Clean implementation of the Clean Vehicle Directive?
Background of the legislation
When Directive 2019/1161/EU took effect on 1 August 2019, the content of the original statute, Directive 2009/33/EC, was thoroughly revised (the consolidated version of Directive 2009/33/EC "on the promotion of clean road transport vehicles in support of low-emission mobility" can be found here). The EU member states are required to implement Directives into national law within a two-year period. With time growing short, the German government has now published a bill (PDF only in German) for a "Clean Road Transport Vehicle Procurement Act."
Implementation in need of revision
The goal of the Directive is to promote demand for low- and zero-emissions road vehicles in public contracts and the Directive requires public agencies to set an example for the private sector in this regard.
The new bill is largely based on the EU Directive. However, vehicles which are needed to perform tasks relating to public order and safety are almost entirely excluded from the scope of the bill. It is doubtful that such a practice would set a good example for the private sector. VDV, the Association of German Transport Companies, has criticized the bill, noting that its requirements fall heaviest upon buses used in public transportation, "even though these are by far the cleanest and most eco-friendly local transportation and mobility option available today." VDV also states that higher procurement costs will likely be passed on to passengers in the form of price increases, so that the effect of the statute would run counter to its actual purpose.

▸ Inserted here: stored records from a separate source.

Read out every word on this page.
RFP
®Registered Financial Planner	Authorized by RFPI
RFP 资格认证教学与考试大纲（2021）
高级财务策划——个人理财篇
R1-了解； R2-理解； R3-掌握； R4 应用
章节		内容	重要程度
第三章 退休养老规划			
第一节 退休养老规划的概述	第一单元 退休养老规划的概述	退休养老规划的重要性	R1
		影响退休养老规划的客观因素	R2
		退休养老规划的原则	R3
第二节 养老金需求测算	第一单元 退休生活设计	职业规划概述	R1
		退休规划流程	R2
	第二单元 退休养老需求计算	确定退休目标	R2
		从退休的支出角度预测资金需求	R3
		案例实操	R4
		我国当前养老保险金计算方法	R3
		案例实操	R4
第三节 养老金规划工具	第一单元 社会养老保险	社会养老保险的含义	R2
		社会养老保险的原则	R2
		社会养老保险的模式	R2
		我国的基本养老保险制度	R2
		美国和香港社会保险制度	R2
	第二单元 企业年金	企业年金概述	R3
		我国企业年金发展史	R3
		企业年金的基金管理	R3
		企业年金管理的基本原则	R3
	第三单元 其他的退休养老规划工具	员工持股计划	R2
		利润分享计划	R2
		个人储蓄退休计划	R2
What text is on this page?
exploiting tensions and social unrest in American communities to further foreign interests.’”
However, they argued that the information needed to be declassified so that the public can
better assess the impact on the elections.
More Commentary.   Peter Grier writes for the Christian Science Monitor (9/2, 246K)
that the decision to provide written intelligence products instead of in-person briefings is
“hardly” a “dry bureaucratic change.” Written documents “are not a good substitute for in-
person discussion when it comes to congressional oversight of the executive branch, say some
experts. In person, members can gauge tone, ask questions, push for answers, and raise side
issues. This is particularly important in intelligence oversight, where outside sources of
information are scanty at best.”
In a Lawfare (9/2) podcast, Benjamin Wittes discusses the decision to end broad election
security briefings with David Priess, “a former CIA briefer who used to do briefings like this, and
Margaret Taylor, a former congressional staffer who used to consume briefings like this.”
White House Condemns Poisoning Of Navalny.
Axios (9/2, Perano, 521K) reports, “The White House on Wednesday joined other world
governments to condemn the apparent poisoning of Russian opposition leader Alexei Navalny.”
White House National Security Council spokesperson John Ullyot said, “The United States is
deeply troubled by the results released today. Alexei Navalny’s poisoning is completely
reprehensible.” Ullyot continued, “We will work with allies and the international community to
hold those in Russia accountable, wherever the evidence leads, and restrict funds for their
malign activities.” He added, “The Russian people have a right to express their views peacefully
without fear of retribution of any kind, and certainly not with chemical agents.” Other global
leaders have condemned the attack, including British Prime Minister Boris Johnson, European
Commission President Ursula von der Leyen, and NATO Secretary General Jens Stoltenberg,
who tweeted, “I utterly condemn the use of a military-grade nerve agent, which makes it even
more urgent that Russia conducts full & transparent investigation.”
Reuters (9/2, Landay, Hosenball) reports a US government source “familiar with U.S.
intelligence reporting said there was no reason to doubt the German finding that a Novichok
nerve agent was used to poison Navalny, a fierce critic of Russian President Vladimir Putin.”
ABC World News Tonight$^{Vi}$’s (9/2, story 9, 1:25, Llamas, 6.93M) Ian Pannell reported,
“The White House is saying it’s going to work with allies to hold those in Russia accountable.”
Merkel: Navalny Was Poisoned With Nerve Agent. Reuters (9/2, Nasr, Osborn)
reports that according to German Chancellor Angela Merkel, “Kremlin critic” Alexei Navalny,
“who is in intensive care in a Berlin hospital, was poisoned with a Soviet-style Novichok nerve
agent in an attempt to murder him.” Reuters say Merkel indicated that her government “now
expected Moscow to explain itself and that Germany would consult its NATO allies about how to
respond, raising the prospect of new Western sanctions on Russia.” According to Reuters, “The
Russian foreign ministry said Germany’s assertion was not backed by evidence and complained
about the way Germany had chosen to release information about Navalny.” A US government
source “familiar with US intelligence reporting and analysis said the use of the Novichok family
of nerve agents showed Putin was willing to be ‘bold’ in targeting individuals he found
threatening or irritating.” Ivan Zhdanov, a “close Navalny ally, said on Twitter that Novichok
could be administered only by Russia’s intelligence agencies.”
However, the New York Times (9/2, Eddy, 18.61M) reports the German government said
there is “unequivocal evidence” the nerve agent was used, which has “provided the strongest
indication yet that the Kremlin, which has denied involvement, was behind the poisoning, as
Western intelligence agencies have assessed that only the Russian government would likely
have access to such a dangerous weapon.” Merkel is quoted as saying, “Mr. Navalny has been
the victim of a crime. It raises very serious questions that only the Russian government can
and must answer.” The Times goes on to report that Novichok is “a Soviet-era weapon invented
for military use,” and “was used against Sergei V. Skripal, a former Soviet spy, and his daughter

Substantial criticism has been directed in particular at the "core implementation provisions" in Sections 5 and 6 of the bill. The EU has defined minimum targets for the procurement and use of certain "clean" heavy-duty vehicles in competitive and public procurement procedures over two reference periods (2021-2025 and 2026-2030). A point of dispute involves the Recitals to the Directive, which state that the implementation of national minimum procurement targets should focus in particular on areas with high levels of air and noise pollution. In the German government's view, the individual Federal States should determine their quotas independently. However, there is currently a discussion as to whether an industry register should be set up instead (only in German). This register would provide an "overview of procurement plans, orders and past procurement actions," enabling coordination between local requirements and the national quota.
Key aspects of the bill are currently under discussion, so that it is not yet clear precisely what it will look like. However, it is certain that the EU Directive will be implemented into German law. From a legal viewpoint, it will be interesting to see how the new requirements will affect other areas, such as public contract law and supply-chain contracts, as well as the interaction between these requirements and the implementation of ambitious infrastructure projects (such as the proposed Fast-Charging Infrastructure Act).